Lufthansa warned on Thursday its operating losses in the first quarter will widen and gave a subdued outlook for 2024 as the German airline struggles with costly labour disputes, offsetting the travel boom.
The airline said operating results this year would be on par with 2023, but Chief Financial Officer Remco Steenbergen said there was “no hard commitment” to meet a target for operating margins to hit 8 per cent for the year.

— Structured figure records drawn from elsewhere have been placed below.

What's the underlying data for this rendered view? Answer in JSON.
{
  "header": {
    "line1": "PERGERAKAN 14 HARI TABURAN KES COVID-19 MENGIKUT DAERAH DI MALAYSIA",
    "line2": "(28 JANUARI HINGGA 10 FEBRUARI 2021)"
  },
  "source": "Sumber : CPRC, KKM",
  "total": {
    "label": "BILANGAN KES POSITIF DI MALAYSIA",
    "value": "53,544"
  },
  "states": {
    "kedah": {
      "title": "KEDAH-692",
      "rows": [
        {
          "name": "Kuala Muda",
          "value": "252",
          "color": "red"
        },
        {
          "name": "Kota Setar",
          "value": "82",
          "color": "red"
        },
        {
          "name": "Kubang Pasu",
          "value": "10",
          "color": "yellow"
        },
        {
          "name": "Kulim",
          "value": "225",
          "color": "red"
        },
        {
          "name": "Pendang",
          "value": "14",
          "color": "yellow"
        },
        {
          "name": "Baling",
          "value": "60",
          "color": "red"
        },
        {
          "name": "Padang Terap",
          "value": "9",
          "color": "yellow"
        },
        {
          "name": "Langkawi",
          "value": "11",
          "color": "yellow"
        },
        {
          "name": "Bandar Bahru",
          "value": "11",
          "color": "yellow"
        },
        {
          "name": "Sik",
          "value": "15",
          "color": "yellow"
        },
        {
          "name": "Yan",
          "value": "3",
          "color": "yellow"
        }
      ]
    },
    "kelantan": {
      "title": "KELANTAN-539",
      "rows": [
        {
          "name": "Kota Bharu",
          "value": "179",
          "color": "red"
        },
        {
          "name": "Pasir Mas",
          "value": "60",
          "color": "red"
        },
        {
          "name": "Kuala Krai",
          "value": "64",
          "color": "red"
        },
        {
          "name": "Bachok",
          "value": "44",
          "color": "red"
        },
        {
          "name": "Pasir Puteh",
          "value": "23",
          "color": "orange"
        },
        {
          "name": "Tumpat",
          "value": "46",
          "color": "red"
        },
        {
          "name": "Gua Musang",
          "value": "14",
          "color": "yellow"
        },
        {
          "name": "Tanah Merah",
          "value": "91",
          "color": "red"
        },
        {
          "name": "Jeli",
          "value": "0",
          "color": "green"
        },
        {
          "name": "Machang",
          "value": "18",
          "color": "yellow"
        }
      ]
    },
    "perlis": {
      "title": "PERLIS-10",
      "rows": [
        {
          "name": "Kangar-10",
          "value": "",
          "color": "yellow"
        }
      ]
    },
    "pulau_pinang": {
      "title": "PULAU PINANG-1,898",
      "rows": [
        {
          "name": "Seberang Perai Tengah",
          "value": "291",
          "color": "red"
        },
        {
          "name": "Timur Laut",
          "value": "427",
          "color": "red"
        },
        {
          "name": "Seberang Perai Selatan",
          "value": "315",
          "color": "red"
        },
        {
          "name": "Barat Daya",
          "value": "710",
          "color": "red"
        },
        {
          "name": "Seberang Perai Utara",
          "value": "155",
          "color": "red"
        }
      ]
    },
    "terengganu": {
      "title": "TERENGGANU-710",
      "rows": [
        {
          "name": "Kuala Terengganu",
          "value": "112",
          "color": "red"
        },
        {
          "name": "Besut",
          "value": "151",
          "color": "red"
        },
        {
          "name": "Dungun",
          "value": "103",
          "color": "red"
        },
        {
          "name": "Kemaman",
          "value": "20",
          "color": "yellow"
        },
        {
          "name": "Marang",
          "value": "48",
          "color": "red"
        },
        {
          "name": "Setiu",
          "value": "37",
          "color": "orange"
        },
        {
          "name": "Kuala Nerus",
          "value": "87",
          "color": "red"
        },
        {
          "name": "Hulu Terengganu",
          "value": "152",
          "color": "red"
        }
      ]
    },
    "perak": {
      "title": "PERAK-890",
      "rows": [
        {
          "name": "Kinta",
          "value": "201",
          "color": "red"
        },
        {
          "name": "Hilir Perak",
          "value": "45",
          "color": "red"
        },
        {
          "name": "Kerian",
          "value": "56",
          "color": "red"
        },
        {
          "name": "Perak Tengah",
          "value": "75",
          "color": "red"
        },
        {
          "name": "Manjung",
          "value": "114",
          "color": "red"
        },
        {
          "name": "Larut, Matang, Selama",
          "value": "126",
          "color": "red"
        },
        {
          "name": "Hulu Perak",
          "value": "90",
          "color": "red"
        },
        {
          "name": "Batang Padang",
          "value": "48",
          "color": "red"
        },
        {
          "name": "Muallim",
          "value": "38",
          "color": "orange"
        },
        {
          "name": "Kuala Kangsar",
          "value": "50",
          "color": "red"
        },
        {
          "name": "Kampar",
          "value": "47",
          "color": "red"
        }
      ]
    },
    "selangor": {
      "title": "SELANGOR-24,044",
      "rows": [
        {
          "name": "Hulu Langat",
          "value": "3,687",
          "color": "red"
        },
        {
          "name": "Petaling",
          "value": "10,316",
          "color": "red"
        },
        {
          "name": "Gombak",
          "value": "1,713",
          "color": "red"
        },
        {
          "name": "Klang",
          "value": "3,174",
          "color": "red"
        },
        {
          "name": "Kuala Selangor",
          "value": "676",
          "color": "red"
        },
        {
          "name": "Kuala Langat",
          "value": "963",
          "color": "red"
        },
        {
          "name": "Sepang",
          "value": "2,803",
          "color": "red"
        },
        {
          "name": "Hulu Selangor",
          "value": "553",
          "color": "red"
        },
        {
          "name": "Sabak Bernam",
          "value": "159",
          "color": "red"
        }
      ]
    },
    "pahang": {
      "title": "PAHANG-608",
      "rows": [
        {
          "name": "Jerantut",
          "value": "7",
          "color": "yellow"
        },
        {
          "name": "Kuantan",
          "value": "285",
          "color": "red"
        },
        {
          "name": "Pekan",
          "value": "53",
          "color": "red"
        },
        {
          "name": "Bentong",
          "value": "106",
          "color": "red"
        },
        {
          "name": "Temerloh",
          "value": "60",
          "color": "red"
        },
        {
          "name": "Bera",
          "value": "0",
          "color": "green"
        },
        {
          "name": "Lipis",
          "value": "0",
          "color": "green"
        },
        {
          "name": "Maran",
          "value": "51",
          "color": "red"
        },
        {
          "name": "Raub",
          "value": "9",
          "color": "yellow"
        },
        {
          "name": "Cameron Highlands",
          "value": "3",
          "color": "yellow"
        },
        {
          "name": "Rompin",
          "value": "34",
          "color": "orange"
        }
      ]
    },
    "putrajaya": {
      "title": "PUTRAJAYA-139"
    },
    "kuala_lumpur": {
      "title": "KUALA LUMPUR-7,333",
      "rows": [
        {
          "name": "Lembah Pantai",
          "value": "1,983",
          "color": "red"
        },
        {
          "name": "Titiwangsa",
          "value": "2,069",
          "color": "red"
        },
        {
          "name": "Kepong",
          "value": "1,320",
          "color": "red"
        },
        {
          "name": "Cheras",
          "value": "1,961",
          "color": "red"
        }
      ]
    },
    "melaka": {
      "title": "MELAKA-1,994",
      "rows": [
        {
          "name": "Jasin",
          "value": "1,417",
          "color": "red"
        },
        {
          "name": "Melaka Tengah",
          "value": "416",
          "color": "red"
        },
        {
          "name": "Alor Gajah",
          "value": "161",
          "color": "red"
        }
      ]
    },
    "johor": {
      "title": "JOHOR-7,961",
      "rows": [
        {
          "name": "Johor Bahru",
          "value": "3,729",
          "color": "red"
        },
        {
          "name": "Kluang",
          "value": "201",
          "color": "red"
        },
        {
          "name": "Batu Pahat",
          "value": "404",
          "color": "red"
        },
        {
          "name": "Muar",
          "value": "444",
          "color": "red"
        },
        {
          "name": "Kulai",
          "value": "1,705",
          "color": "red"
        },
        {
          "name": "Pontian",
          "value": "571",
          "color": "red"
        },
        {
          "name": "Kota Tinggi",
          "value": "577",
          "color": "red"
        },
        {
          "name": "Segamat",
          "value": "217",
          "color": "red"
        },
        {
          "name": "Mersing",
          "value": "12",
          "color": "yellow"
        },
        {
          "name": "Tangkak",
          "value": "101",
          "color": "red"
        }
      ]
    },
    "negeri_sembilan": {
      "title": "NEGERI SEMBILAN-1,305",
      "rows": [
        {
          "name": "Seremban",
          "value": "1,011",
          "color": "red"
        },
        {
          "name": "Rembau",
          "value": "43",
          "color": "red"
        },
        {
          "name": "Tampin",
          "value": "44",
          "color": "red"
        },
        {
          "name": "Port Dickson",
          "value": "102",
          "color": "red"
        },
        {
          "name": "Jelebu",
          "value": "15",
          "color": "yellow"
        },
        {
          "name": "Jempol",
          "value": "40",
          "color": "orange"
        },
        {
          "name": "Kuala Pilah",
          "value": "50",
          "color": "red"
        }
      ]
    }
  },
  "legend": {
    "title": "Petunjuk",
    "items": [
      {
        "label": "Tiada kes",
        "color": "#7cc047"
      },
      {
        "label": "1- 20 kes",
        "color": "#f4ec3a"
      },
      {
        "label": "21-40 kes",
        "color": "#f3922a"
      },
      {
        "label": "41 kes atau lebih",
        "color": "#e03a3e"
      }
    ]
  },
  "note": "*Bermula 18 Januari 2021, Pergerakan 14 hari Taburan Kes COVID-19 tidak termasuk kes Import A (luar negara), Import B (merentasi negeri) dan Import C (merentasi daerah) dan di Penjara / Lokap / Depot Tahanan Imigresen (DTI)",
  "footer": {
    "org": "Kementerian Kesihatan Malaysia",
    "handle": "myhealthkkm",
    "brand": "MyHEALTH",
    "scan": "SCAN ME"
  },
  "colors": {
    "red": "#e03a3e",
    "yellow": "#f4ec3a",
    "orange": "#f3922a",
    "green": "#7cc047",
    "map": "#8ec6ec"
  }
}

They were 7.6 per cent in 2023.
Steenbergen said the company would try to get “as close as possible” to the 8 per cent target, and would broadly keep the target even if Lufthansa doesn’t achieve it this year.
Adjusted EBIT margins will fall to 6.9 per cent this year from 7.6 per cent in 2023, according to a company-provided analyst poll.
Europe‘s airlines have benefited from unprecedented demand after the pandemic, allowing them to raise prices, but higher labour and maintenance costs have limited earnings growth.
Lufthansa in particular has agreed to new, higher pay deals to end strikes, which analysts and investors say threaten its 2024 operating margin target.
On Thursday, Lufthansa ground staff walked off the job, while on Wednesday cabin crew voted to strike as they seek a 15 per cent wage increase, a potential harbinger of further profit erosion.
The strikes are likely to contribute to a larger-than-expected operating loss in the first quarter of 2024, the company said, with the second and third quarters set to be strong.
Shares were down 1.4 per cent at 0922 GMT.
Despite the flat operating result expected in 2024, the company said its results were strong enough to propose issuing a divided of 0.30 euros a share, to be voted on at the annual general meeting on May 7.
The group has not issued a dividend since 2019.
The results come almost two weeks after the airline announced the surprise departure of Steenbergen, which knocked its share price and rattled investor confidence.
Operating profits for 2023 were up 76 per cent from 1.5 billion euros (USD 1.63 billion) in 2022. Revenues of 35.4 billion euros (USD 38.58 billion) were up almost 15 per cent, but were lower than the 36.3 billion euros expected in a company-issued poll.
CAPACITY
Analysts pointed to Lufthansa’s slower growth in capacity compared to its rivals, with the group struggling with some plane groundings tied to RTX’s Pratt & Whitney engine issues.
“We continue to see a more cautious pace of capacity restoration at Lufthansa versus other European peers,” Bernstein analyst Alex Irving said.
The carrier’s shares have outperformed European rival flag carriers Air France-KLM and IAG since early 2022 as the region’s travel industry recovered from disruption caused by the global COVID-19 pandemic.
Last week, results from Air France and British Airways owner IAG put the spotlight on challenges for the industry from high prices of jet fuel, to geopolitical flashpoints, problems at plane makers and wage talks.
Lufthansa shares trade at five times forecast earnings over the next 12 months, compared to four times for IAG and three for Air France-KLM.